During the following winter he discovered a mathematical proof that according to his law of the inverse square a planet describes an ellipse about the sun as focus.
Meantime Hooke had independently become convinced of the same law of the inverse square but could not prove it. It was the astronomer Edmund Halley who consulted Newton in 1684 and, finding that Newton had a proof, persuaded him to publish it. This led to his grandest work, the Philosophiae naturalis principia mathematica. It is founded upon his three laws of motion: (1) every body continues in its state of rest or of uniform motion in a straight line, unless it is compelled to change that state by forces impressed on it; (2) change of motion is proportional to, and in the direction of the straight line of, the motive force impressed; (3) to every action there is always opposed an equal reaction.
On postulating further, universal gravitation by an inverse square law of force acting mutually between each particle of mass he accounted for the planetary motions. Upon hearing that Hooke claimed partial credit for the gravitational law, Newton nearly suppressed the third book of the Principia which is the crown of the work and contains the celestial mechanics; but Halley, who even undertook to see the whole printed at his own charge, persuaded Newton not to mutilate the work. It appeared in 1687: a composition that has changed the face of science. Newton’s teachings were introduced by David Gregory, his first disciple, at Edinburgh about 1690; within 15 years they superseded the Cartesian theory at Cambridge and Oxford, but were not accepted by French scientists for half a century.
From 1687 on, Newton took a more active part in public affairs. In that year he was one of the delegates sent by the University of Cambridge to maintain its rights before the High Commission Court when they were attacked by James II. Newton declared, “An honest courage in these matters will secure all, having law on our sides,” but the delegates were dismissed without attaining their objectives.

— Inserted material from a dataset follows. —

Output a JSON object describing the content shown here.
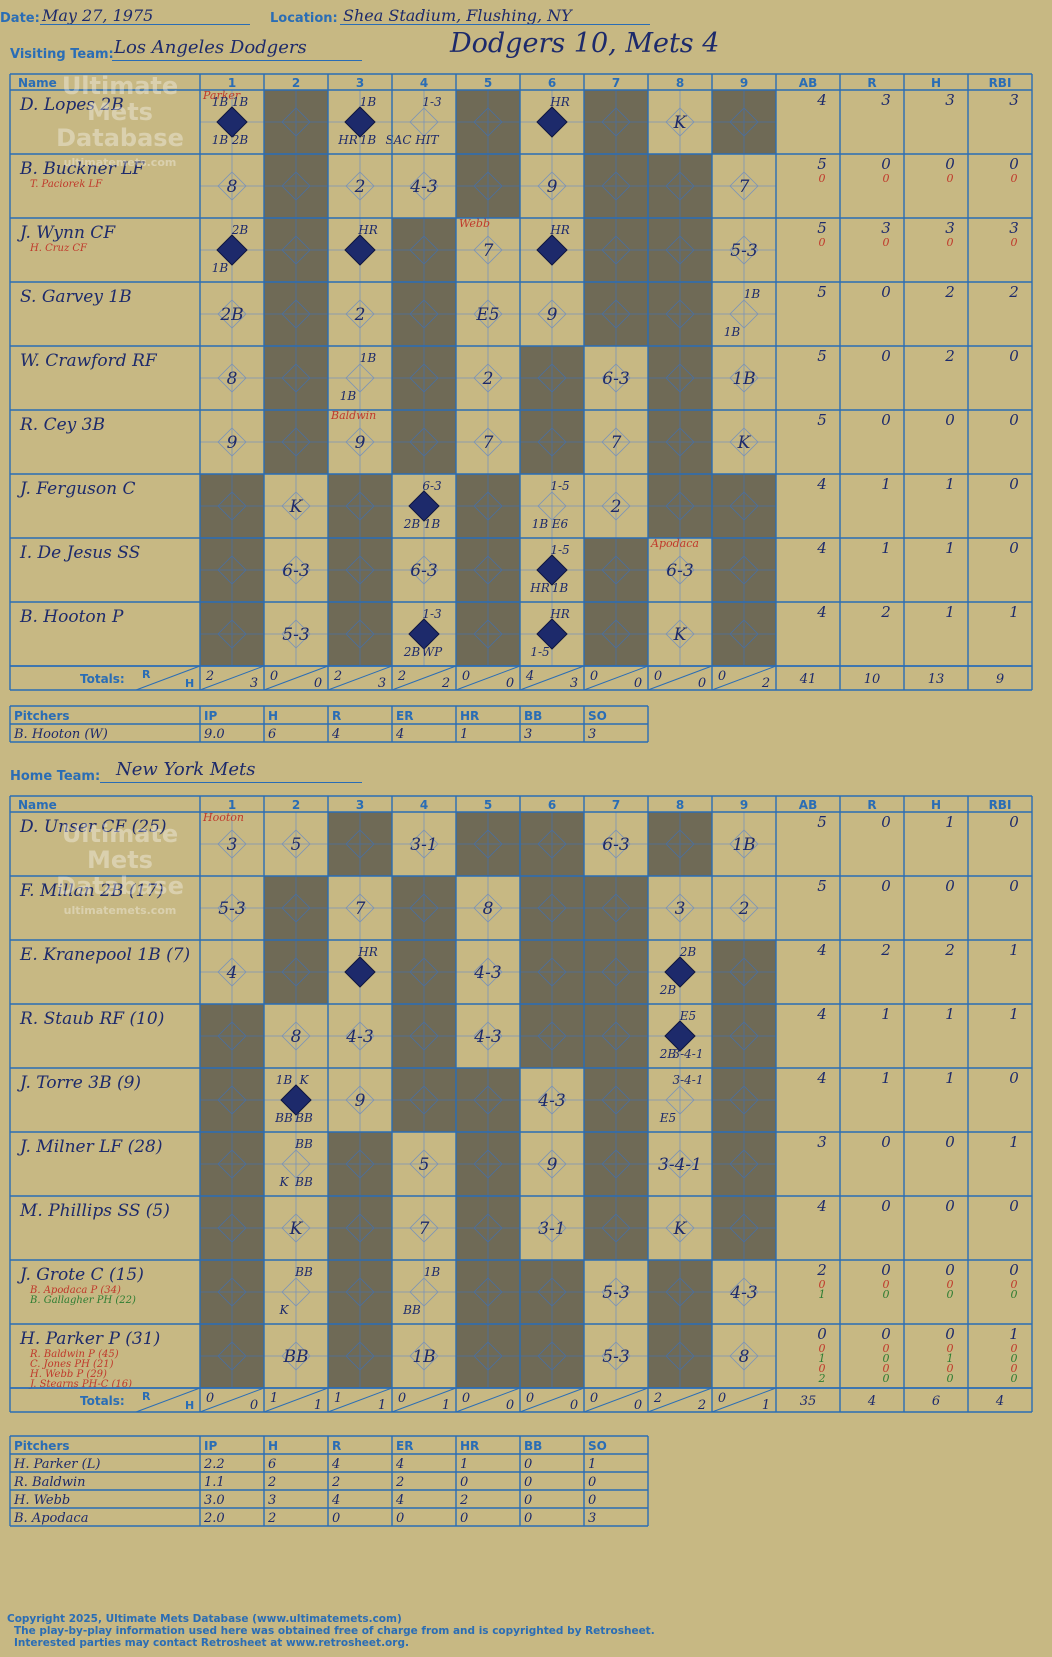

An outgrowth of his participation in the case was his election as a member of Parliament for the university in 1689.
In 1693 he suffered a long nervous illness and recovered. The following year he corresponded with the astronomer John Flamsteed about the moon’s motion. In 1696 he changed his whole mode of life by accepting a position as warden of the mint, from which office he advanced to the chief post of master in 1699 and rendered essential service at an epoch when a general recoinage was undertaken.
Although elected again to Parliament in 1701, he never played a prominent part in politics. In 1703 he was elected president of the Royal Society, and was annually re-elected for 25 years. He was knighted by Queen Anne in 1705. His latter years were embittered by two great scientific controversies : from 1705 to 1712 he was involved in an astronomical controversy with John Flamsteed, and from 1705 to 1724 with Leibniz over priority in the discovery of the calculus.
For long periods he was indifferent to science, but he never lost his powers. Problems set by Johann Bernoulli in 1696 and by Leibniz in 1716 to challenge “the acutest mathematicians in the world” were solved by Newton in a few hours. The genius of Newton has received tribute from all his great successors, from Joseph Lagrange to Albert Einstein. The integrity of his search for truth remains an inspiring legacy. He was buried in Westminster Abbey and his statue, by the French sculptor Louis François Roubillac, stands in the chapel of Trinity College. Among his later mathematical works were his Arithmetica universalis (1707) and the Enumeratio linearum tertii ordinis et methodus differentialis (1711) ; his theological works include Chronology of Ancient Kingdoms Amended (1728) and Observations upon the Prophecies of Daniel, and the Apocalypse of St. John (1733). He left quantities of unpublished work on mathematics, alchemy, chemistry, and theology.